ADF STAFF
There is a growing hunger crisis in Nigeria, and the COVID-19 pandemic has only made it worse.
That’s why the United States Agency for International Development (USAID) launched the COVID-19 Food Security Challenge on April 12.
The initiative will grant $3 million in funding and technical assistance to two categories of companies already working in food production, processing or distribution: youth-led companies (up to age 29) and midstage companies with at least 1,000 customers.
The idea behind the challenge is to support innovators in fighting food insecurity, USAID Mission Director Anne Patterson said in a statement.
“This assistance encourages private sector-led solutions to boost food production, processing and create market linkage along the agriculture value chain in a sustainable way across Nigeria,” she said.
The challenge, which is accepting applications until May 9, will grant 15 to 25 youth-led companies up to $75,000 each and award 10 to 15 midstage companies up to $150,000 each to rapidly expand operations, help mitigate the effects of COVID-19 on Nigeria’s food chain and boost the resilience of vulnerable households.
“The pandemic has significantly disrupted already-fragile value chains across the country, including people’s ability to produce, process and distribute food,” USAID said. “The disruption to agricultural productivity and markets has a knock-on negative impact on livelihoods, especially among the most vulnerable households.”

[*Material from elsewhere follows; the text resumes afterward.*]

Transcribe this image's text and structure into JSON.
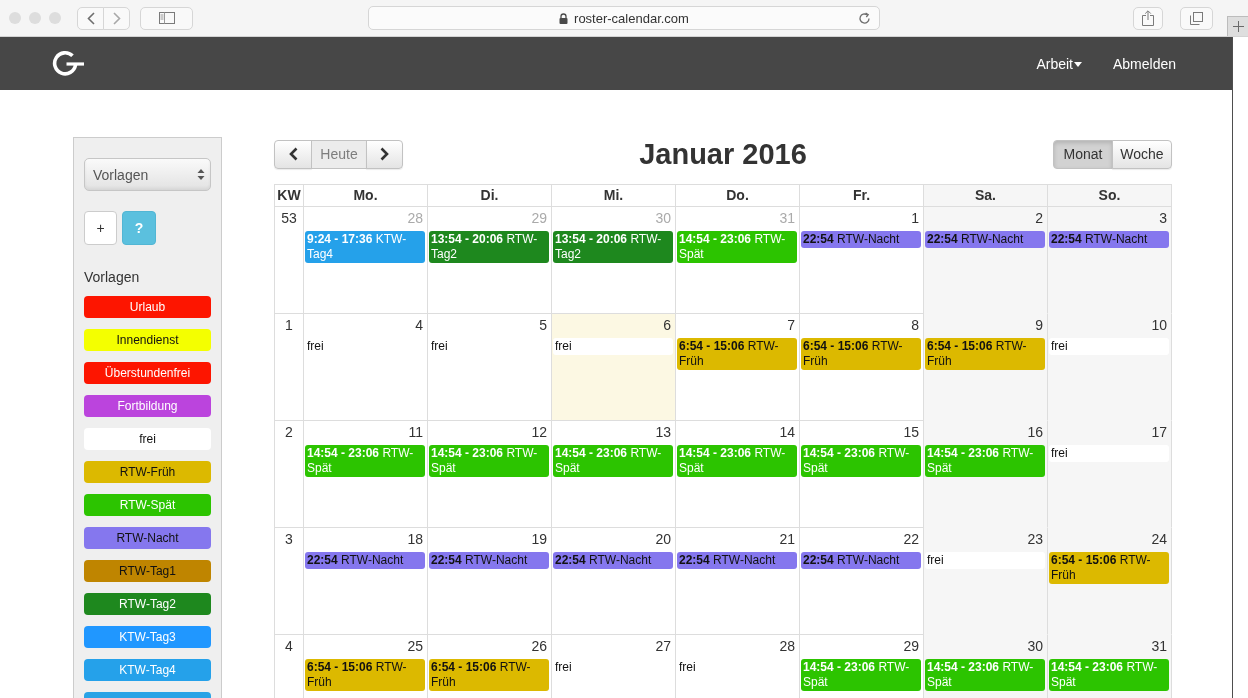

With the largest population in Africa, Nigeria also is home to the continent’s biggest economy. But about 40% of the more than 206 million Nigerians live in poverty, conditions that result in disillusioned young people and allow for recruitment by Islamic extremist organizations.
“Households in the northeast worst-affected by the Boko Haram conflict continue to engage in limited livelihood activities, are mainly dependent on humanitarian food assistance, and have limited income-earning opportunities,” according to the February situation report by USAID’s Famine Early Warning Systems Network.
“Households, mainly in parts of Borno State, which remain in areas that are inaccessible to humanitarian actors and consume wild foods with little to no food stocks, are facing large food consumption gaps and are in [a state of food security] emergency.”
In October 2020, the United Nations Food and Agriculture Organization and its World Food Programme raised their highest alert for urgent humanitarian action in northern Nigeria due to famine risk. The groups warned that 13 million people could face acute food insecurity later this summer if food aid and support are not increased.
In a March 10 study published in African Development Review, two social science professors from Obafemi Awolowo University in Ile‐Ife, Nigeria, examined the food security of their country’s households during the pandemic.
“Statistics showed that only 12% of the households were food secure, 5% were mildly food insecure, 24.5% were moderately food insecure and over half of the households (58.5%) experienced severe food insecurity,” wrote Cleopatra Oluseye Ibukun and Abayomi Ayinla Adebayo.
“The Nigerian government and other development agencies need to provide more support or grants to households (particularly those with low socioeconomic status) so as to minimize the shock and aid the recovery of household food security during and post COVID‐19.”
USAID’s Food Security Challenge aims to be part of the solution.